With modern anti-ship missiles fielded by potential great power adversaries growing in size, speed and, most notably range from the 1980s benchmark (40-80 miles) a “missile gap” is seen as being real when you stack up legacy U.S./NATO AshMs such as Harpoon and Exocet against something like a Russian 3M54 Club (with a 400 nm range potential) or a Chinese CJ-10 (which could have a significantly longer reach).
This is why the big push to bring back a maritime strike variant of the Tomahawk (the TASM) and rush fielding of the Norwegian Naval Strike Missile (NSM), the latter of which has a range on some profiles stretching out to 300nm, to replace Harpoon the short term.
With that being said, others are still buying hundreds of Harpoons, and SLAM-ERs– the land-attack version of the missile– for more near-term use. Specifically, Saudi Arabia, which is in an increasingly drawn-out conflict with Iranian proxies on the Arabian Peninsula, and other overseas allies such as Brazil and Thailand that may need to still poke holes in things and can’t get on the TASM/NSM train yet.
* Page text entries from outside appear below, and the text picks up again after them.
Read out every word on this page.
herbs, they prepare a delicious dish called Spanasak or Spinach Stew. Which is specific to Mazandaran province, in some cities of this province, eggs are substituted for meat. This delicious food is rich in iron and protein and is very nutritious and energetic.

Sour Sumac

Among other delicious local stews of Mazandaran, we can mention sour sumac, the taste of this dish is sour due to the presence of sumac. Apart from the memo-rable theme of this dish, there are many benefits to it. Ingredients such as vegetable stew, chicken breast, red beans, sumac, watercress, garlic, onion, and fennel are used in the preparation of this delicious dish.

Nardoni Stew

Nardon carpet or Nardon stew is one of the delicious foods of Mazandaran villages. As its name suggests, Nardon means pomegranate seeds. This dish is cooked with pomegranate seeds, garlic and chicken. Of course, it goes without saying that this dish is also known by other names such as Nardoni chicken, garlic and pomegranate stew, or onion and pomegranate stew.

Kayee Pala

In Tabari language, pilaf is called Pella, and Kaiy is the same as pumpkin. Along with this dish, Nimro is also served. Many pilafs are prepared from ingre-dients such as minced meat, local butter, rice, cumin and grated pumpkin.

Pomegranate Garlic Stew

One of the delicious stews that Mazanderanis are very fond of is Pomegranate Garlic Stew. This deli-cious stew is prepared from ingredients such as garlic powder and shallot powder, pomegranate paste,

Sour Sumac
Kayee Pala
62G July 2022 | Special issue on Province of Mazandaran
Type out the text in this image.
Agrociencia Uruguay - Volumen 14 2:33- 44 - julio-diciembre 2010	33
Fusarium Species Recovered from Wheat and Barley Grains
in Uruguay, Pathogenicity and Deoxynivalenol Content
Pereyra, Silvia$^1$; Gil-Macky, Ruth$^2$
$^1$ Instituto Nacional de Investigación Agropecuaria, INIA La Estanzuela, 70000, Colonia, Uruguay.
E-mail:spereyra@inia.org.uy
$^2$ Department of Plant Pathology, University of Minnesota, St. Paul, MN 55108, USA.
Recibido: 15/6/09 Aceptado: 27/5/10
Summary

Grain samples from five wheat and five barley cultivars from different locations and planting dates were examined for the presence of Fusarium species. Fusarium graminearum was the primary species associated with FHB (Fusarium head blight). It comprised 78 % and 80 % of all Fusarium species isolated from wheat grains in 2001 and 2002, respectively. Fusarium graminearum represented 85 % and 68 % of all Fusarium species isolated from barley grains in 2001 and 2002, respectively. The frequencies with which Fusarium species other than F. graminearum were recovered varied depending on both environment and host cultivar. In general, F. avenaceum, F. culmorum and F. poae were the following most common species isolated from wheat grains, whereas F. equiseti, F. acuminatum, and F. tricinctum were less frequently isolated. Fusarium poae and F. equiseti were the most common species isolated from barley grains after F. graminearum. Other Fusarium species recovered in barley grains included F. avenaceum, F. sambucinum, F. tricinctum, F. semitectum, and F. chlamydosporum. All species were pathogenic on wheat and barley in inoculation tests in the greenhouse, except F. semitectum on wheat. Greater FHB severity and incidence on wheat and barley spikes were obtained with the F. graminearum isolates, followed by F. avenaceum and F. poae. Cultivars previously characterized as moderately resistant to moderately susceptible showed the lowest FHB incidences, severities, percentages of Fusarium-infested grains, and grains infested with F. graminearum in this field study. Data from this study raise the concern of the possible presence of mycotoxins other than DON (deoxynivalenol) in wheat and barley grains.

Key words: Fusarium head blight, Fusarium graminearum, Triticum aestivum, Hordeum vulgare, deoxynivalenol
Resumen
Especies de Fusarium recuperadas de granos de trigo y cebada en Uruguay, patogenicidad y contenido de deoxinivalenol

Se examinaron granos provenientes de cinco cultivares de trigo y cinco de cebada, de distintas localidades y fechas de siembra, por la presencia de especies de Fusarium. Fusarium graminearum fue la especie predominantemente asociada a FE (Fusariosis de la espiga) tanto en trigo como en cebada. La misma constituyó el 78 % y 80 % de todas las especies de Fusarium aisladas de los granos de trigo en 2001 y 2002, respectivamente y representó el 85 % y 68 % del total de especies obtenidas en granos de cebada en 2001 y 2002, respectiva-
Plus, in many cases, delivering a 500-pound warhead on target out to 80-100 nm is still, for the most part, useful.
From yesterday’s DOD contracts:
The Boeing Co., St. Louis, Missouri, is awarded a $1,971,754,089 firm-fixed-price contract to provide non-recurring engineering associated with the Stand-off Land Attack Missile – Expanded Response (SLAM-ER) obsolescence redesign effort as well as the production and delivery of 650 SLAM-ER missiles in support of the government of Saudi Arabia.
The Boeing Co., St. Louis, Missouri, is awarded a $656,981,421 modification (P00014) to a previously awarded firm-fixed-price contract (N00019-19-C-0016). This modification procures and delivers 467 Harpoon full-rate production Lot 91 Block II missiles and support equipment for various Foreign Military Sales customers… This modification procures four Block II missiles and support equipment for the government of Brazil, eight Block II missiles and support equipment for the government of Thailand, 53 Block II missiles and support equipment for the government of Qatar, 402 Block II missiles and support equipment for the government of Saudi Arabia, and support equipment for the governments of Japan, the Netherlands, India, and Korea. Work is expected to be complete by December 2026.